1.导包
gopm get -g -v github.com/lestrrat-go/libxml2
2.使用示例
func ExampleHTML() {
res, err := http.Get("http://golang.org")
if err != nil {
panic("failed to get golang.org: " + err.Error())
}
doc, err := libxml2.ParseHTMLReader(res.Body)
if err != nil {
panic("failed to parse HTML: " + err.Error())
}
defer doc.Free()
doc.Walk(func(n types.Node) error {
log.Printf(n.NodeName())
return nil
})
nodes := xpath.NodeList(doc.Find(`//div[@id="menu"]/a`))

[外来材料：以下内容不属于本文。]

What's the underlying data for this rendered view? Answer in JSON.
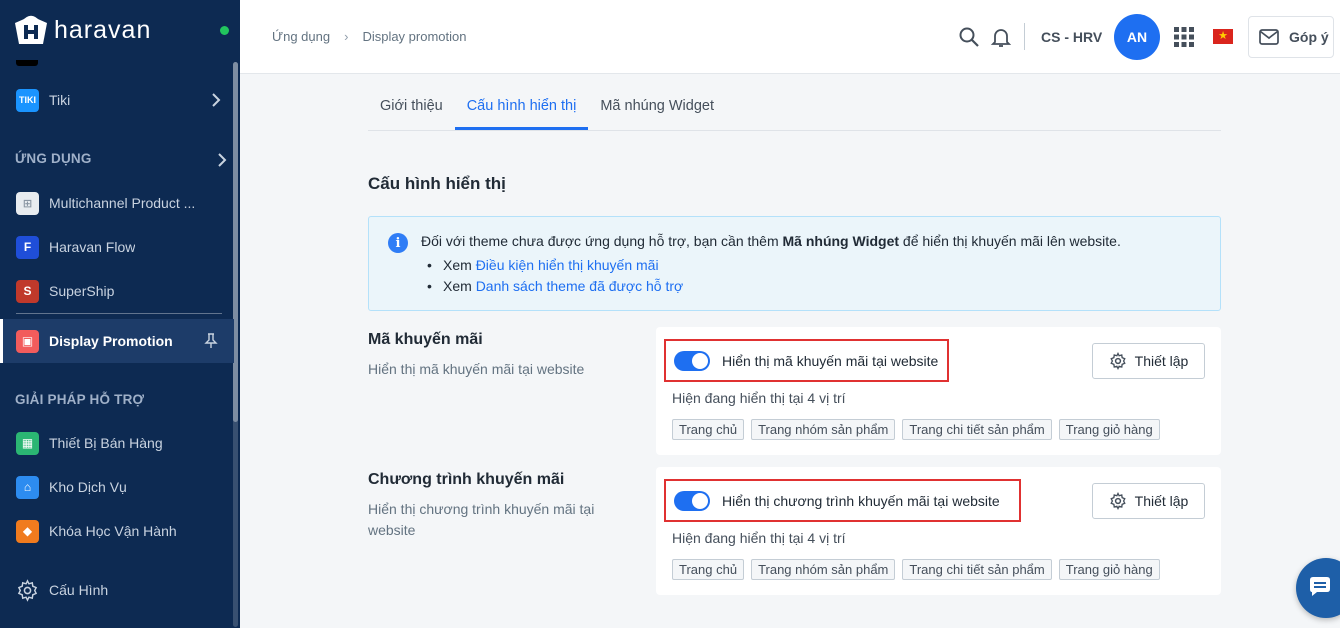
{
  "brand": {
    "name": "haravan"
  },
  "sidebar": {
    "items_top": [
      {
        "label": "Tiki",
        "icon": "tiki-icon",
        "color": "#1a94ff"
      }
    ],
    "section_apps": "ỨNG DỤNG",
    "apps": [
      {
        "label": "Multichannel Product ...",
        "icon": "multichannel-icon",
        "color": "#e8ecf0"
      },
      {
        "label": "Haravan Flow",
        "icon": "flow-icon",
        "color": "#1f4ed8"
      },
      {
        "label": "SuperShip",
        "icon": "supership-icon",
        "color": "#c0392b"
      },
      {
        "label": "Display Promotion",
        "icon": "display-promotion-icon",
        "color": "#f25c5c"
      }
    ],
    "section_support": "GIẢI PHÁP HỖ TRỢ",
    "support": [
      {
        "label": "Thiết Bị Bán Hàng",
        "icon": "pos-device-icon",
        "color": "#2bb673"
      },
      {
        "label": "Kho Dịch Vụ",
        "icon": "service-store-icon",
        "color": "#2d8cf0"
      },
      {
        "label": "Khóa Học Vận Hành",
        "icon": "course-icon",
        "color": "#f07b1e"
      }
    ],
    "settings": "Cấu Hình"
  },
  "topbar": {
    "breadcrumb": [
      "Ứng dụng",
      "Display promotion"
    ],
    "shop_name": "CS - HRV",
    "avatar_initials": "AN",
    "feedback_label": "Góp ý"
  },
  "tabs": [
    {
      "label": "Giới thiệu",
      "active": false
    },
    {
      "label": "Cấu hình hiển thị",
      "active": true
    },
    {
      "label": "Mã nhúng Widget",
      "active": false
    }
  ],
  "page_title": "Cấu hình hiển thị",
  "info": {
    "text_before": "Đối với theme chưa được ứng dụng hỗ trợ, bạn cần thêm ",
    "text_bold": "Mã nhúng Widget",
    "text_after": " để hiển thị khuyến mãi lên website.",
    "prefix": "Xem ",
    "links": [
      "Điều kiện hiển thị khuyến mãi",
      "Danh sách theme đã được hỗ trợ"
    ]
  },
  "sections": [
    {
      "title": "Mã khuyến mãi",
      "desc": "Hiển thị mã khuyến mãi tại website",
      "toggle_label": "Hiển thị mã khuyến mãi tại website",
      "toggle_on": true,
      "setup_label": "Thiết lập",
      "positions_text": "Hiện đang hiển thị tại 4 vị trí",
      "positions": [
        "Trang chủ",
        "Trang nhóm sản phẩm",
        "Trang chi tiết sản phẩm",
        "Trang giỏ hàng"
      ]
    },
    {
      "title": "Chương trình khuyến mãi",
      "desc": "Hiển thị chương trình khuyến mãi tại website",
      "toggle_label": "Hiển thị chương trình khuyến mãi tại website",
      "toggle_on": true,
      "setup_label": "Thiết lập",
      "positions_text": "Hiện đang hiển thị tại 4 vị trí",
      "positions": [
        "Trang chủ",
        "Trang nhóm sản phẩm",
        "Trang chi tiết sản phẩm",
        "Trang giỏ hàng"
      ]
    }
  ],
  "colors": {
    "sidebar": "#0d2a52",
    "accent": "#1e6ff1",
    "highlight": "#e03131"
  }
}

for i := 0; i < len(nodes); i++ {
log.Printf("Found node: %s", nodes[i].NodeName())
}
}
//bytes[]转io.Reader()的例子
package parser
import (
"bytes"
"fmt"
"github.com/lestrrat-go/libxml2"
"goproject/crawler/Fetcher"
"testing"
)
func TestParseCityList(t *testing.T) {
contents, err := Fetcher.Fetch("http://www.zhenai.com/zhenghun")
if err != nil {
panic(err)
}
//bytes[]转io.Reader()
doc, err := libxml2.ParseHTMLReader(bytes.NewReader(contents))
defer doc.Free()
nodes, err := doc.Find("//dl[@class='city-list clearfix']/dd/a")
fmt.Println(nodes.NodeList()[0].TextContent(), err)
}